Dynamic correlations in stochastic rotation dynamics

TL;DR

This paper investigates the dynamic correlations in Stochastic Rotation Dynamics (SRD), providing unbiased measurements of transport coefficients, confirming zero bulk viscosity, and analyzing corrections due to molecular chaos breakdown.

Contribution

It offers the first verification that bulk viscosity is zero in SRD and derives analytical expressions for correlation corrections and collision probabilities.

Findings

Bulk viscosity is zero for SRD.

Transport coefficients match theoretical predictions.

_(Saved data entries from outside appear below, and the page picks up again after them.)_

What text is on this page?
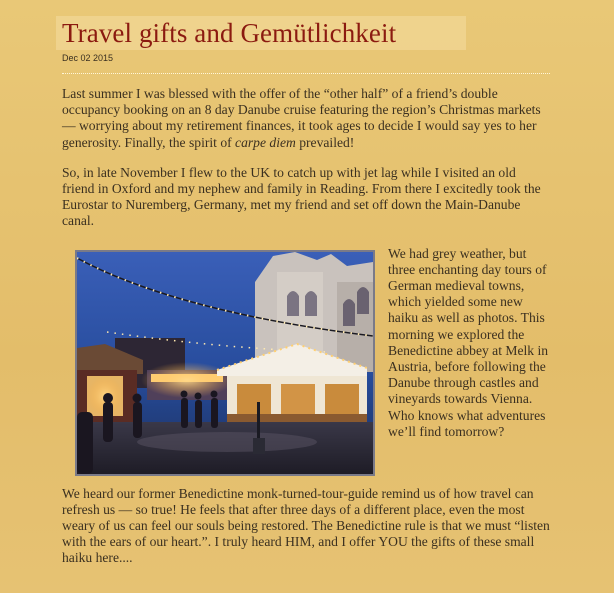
Travel gifts and Gemütlichkeit
Dec 02 2015

Last summer I was blessed with the offer of the “other half” of a friend’s double occupancy booking on an 8 day Danube cruise featuring the region’s Christmas markets — worrying about my retirement finances, it took ages to decide I would say yes to her generosity. Finally, the spirit of carpe diem prevailed!

So, in late November I flew to the UK to catch up with jet lag while I visited an old friend in Oxford and my nephew and family in Reading. From there I excitedly took the Eurostar to Nuremberg, Germany, met my friend and set off down the Main-Danube canal.

We had grey weather, but three enchanting day tours of German medieval towns, which yielded some new haiku as well as photos. This morning we explored the Benedictine abbey at Melk in Austria, before following the Danube through castles and vineyards towards Vienna. Who knows what adventures we’ll find tomorrow?

We heard our former Benedictine monk-turned-tour-guide remind us of how travel can refresh us — so true! He feels that after three days of a different place, even the most weary of us can feel our souls being restored. The Benedictine rule is that we must “listen with the ears of our heart.”. I truly heard HIM, and I offer YOU the gifts of these small haiku here....
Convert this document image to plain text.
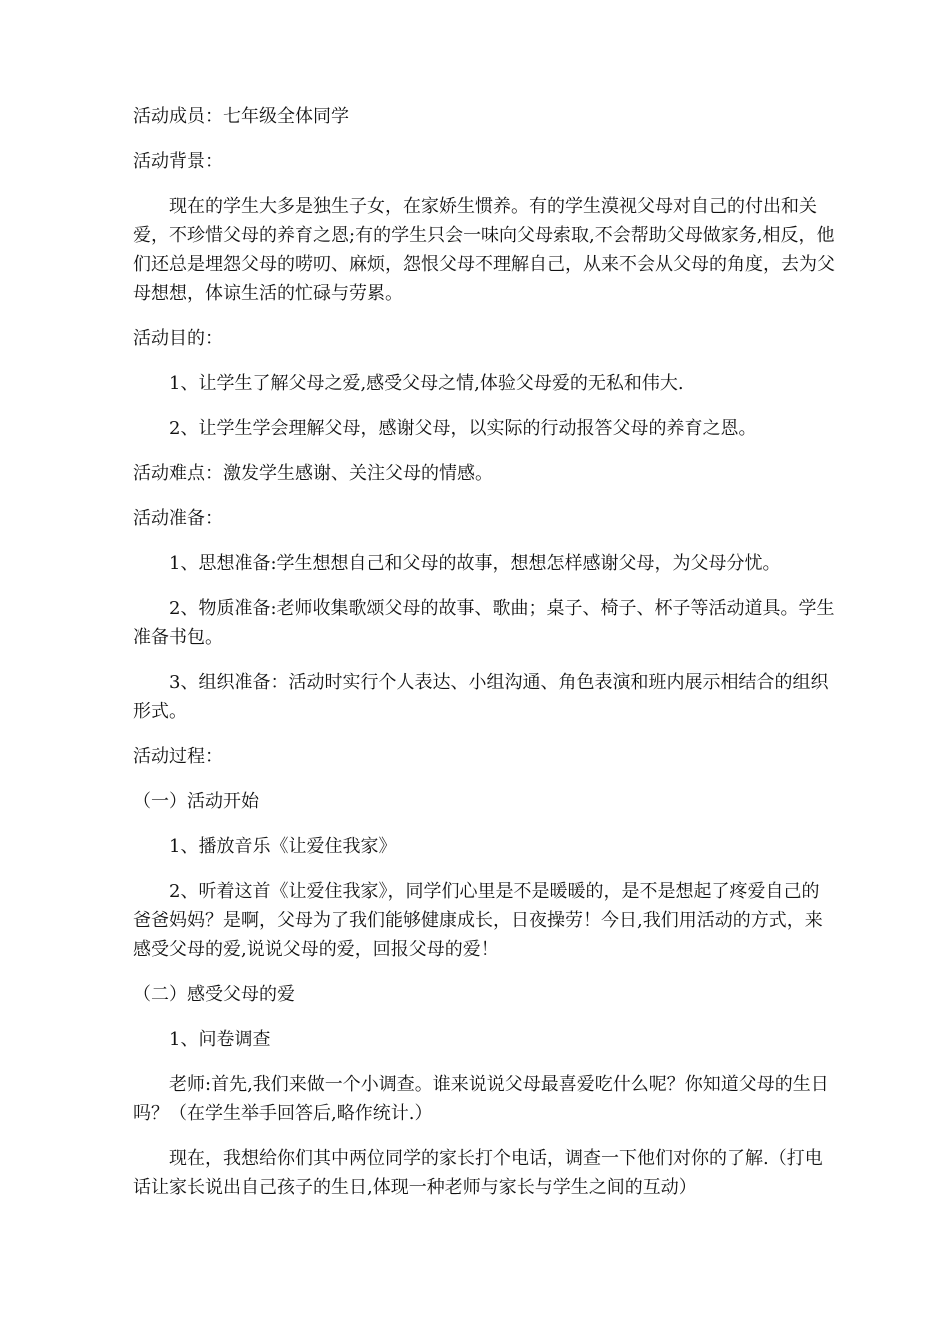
活动成员：七年级全体同学

活动背景：

现在的学生大多是独生子女，在家娇生惯养。有的学生漠视父母对自己的付出和关爱，不珍惜父母的养育之恩;有的学生只会一味向父母索取,不会帮助父母做家务,相反，他们还总是埋怨父母的唠叨、麻烦，怨恨父母不理解自己，从来不会从父母的角度，去为父母想想，体谅生活的忙碌与劳累。

活动目的：

1、让学生了解父母之爱,感受父母之情,体验父母爱的无私和伟大.

2、让学生学会理解父母，感谢父母，以实际的行动报答父母的养育之恩。

活动难点：激发学生感谢、关注父母的情感。

活动准备：

1、思想准备:学生想想自己和父母的故事，想想怎样感谢父母，为父母分忧。

2、物质准备:老师收集歌颂父母的故事、歌曲；桌子、椅子、杯子等活动道具。学生准备书包。

3、组织准备：活动时实行个人表达、小组沟通、角色表演和班内展示相结合的组织形式。

活动过程：

（一）活动开始

1、播放音乐《让爱住我家》

2、听着这首《让爱住我家》，同学们心里是不是暖暖的，是不是想起了疼爱自己的爸爸妈妈？是啊，父母为了我们能够健康成长，日夜操劳！今日,我们用活动的方式，来感受父母的爱,说说父母的爱，回报父母的爱！

（二）感受父母的爱

1、问卷调查

老师:首先,我们来做一个小调查。谁来说说父母最喜爱吃什么呢？你知道父母的生日吗？（在学生举手回答后,略作统计.）

现在，我想给你们其中两位同学的家长打个电话，调查一下他们对你的了解.（打电话让家长说出自己孩子的生日,体现一种老师与家长与学生之间的互动）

Corrections due to molecular chaos breakdown are quantified.

Abstract

The dynamic structure factor, vorticity and entropy density dynamic correlation functions are measured for Stochastic Rotation Dynamics (SRD), a particle based algorithm for fluctuating fluids. This allows us to obtain unbiased values for the longitudinal transport coefficients such as thermal diffusivity and bulk viscosity. The results are in good agreement with earlier numerical and theoretical results, and it is shown for the first time that the bulk viscosity is indeed zero for this algorithm. In addition, corrections to the self-diffusion coefficient and shear viscosity arising from the breakdown of the molecular chaos approximation at small mean free paths are analyzed. In addition to deriving the form of the leading correlation corrections to these transport coefficients, the probabilities that two and three particles remain collision partners for consecutive time steps are derived analytically in the limit of small mean free path. The results of this paper verify that we have an excellent understanding of the SRD algorithm at the kinetic level and that analytic expressions for the transport coefficients derived elsewhere do indeed provide a very accurate description of the SRD fluid.